The University of Tennessee, Knoxville, is taking charge of a new venture aimed at forging the next generation of military-grade steel, a project supported by a hefty $5 million grant from the Office of Naval Research. In partnership with Mississippi State University, faculty from various disciplines at UT will focus on creating steels for the Navy's submarines and ships - an undertaking that revives domestic production capabilities long outsourced abroad.

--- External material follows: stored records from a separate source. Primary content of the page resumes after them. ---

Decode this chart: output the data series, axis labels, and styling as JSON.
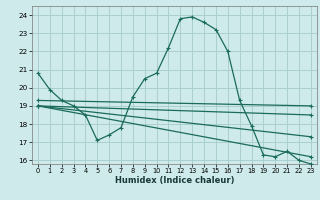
{
  "xlabel": "Humidex (Indice chaleur)",
  "bg_color": "#ceeaea",
  "grid_color": "#aacfcf",
  "line_color": "#1a6b5a",
  "xlim": [
    -0.5,
    23.5
  ],
  "ylim": [
    15.8,
    24.5
  ],
  "yticks": [
    16,
    17,
    18,
    19,
    20,
    21,
    22,
    23,
    24
  ],
  "xticks": [
    0,
    1,
    2,
    3,
    4,
    5,
    6,
    7,
    8,
    9,
    10,
    11,
    12,
    13,
    14,
    15,
    16,
    17,
    18,
    19,
    20,
    21,
    22,
    23
  ],
  "main_curve": {
    "x": [
      0,
      1,
      2,
      3,
      4,
      5,
      6,
      7,
      8,
      9,
      10,
      11,
      12,
      13,
      14,
      15,
      16,
      17,
      18,
      19,
      20,
      21,
      22,
      23
    ],
    "y": [
      20.8,
      19.9,
      19.3,
      19.0,
      18.5,
      17.1,
      17.4,
      17.8,
      19.5,
      20.5,
      20.8,
      22.2,
      23.8,
      23.9,
      23.6,
      23.2,
      22.0,
      19.3,
      17.9,
      16.3,
      16.2,
      16.5,
      16.0,
      15.8
    ]
  },
  "straight_lines": [
    {
      "x0": 0,
      "y0": 19.0,
      "x1": 23,
      "y1": 18.5
    },
    {
      "x0": 0,
      "y0": 19.0,
      "x1": 23,
      "y1": 17.3
    },
    {
      "x0": 0,
      "y0": 19.0,
      "x1": 23,
      "y1": 16.2
    },
    {
      "x0": 0,
      "y0": 19.3,
      "x1": 23,
      "y1": 19.0
    }
  ]
}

Eric Lass, an assistant professor of materials science at UT, detailed the initiative's objectives. "For several decades, the U.S. offshored this work; we will be creating new steel technology that can improve national security and be produced domestically," Lass told the University of Tennessee, Knoxville's news site. The team includes Lass along with Dayakar Penumadu and Bradley Jared, who contribute their expertise from civil, environmental, mechanical, aerospace, and biomedical engineering realms to the project.

This ambitious project centers on three main areas: developing new steel materials, advancing welding and strengthening mechanisms, and focusing on wire arc additive manufacturing. Detailed by UT's new reports, the research and development process will progress from university labs to larger-scale production at the Rapid Applied Materials Processing lab, which rests on Navy property in Memphis, Tennessee. The goal? To not just meet, but exceed the existing benchmarks of military steel production.

At the University of Tennessee, Knoxville's news platform, James Andes, the director of national security research initiatives at UT, emphasized the significance of the grant. "This $5 million award can really move the needle on research in these areas," Andes mentioned. The work undertaken will span over three years, where the researchers will initially focus on wire production for improved welding, then develop new wire compositions, and ultimately apply this technology to the joining of new steel with these innovative wires.

The collaborative effort is slated to not only boost the Navy's capabilities but also redefine the scope of metallurgy as a field ripe for innovation. "This project is exciting not only because we are creating next-generation materials for the Navy," Lass explained, "but because metallurgy is often seen as a mature technology that’s overlooked when people think about manufacturing innovation." Incorporating data science and expansive industrial scaling, the project is poised to leverage the full breadth of modern technology and research in the service of national defense and manufacturing progress.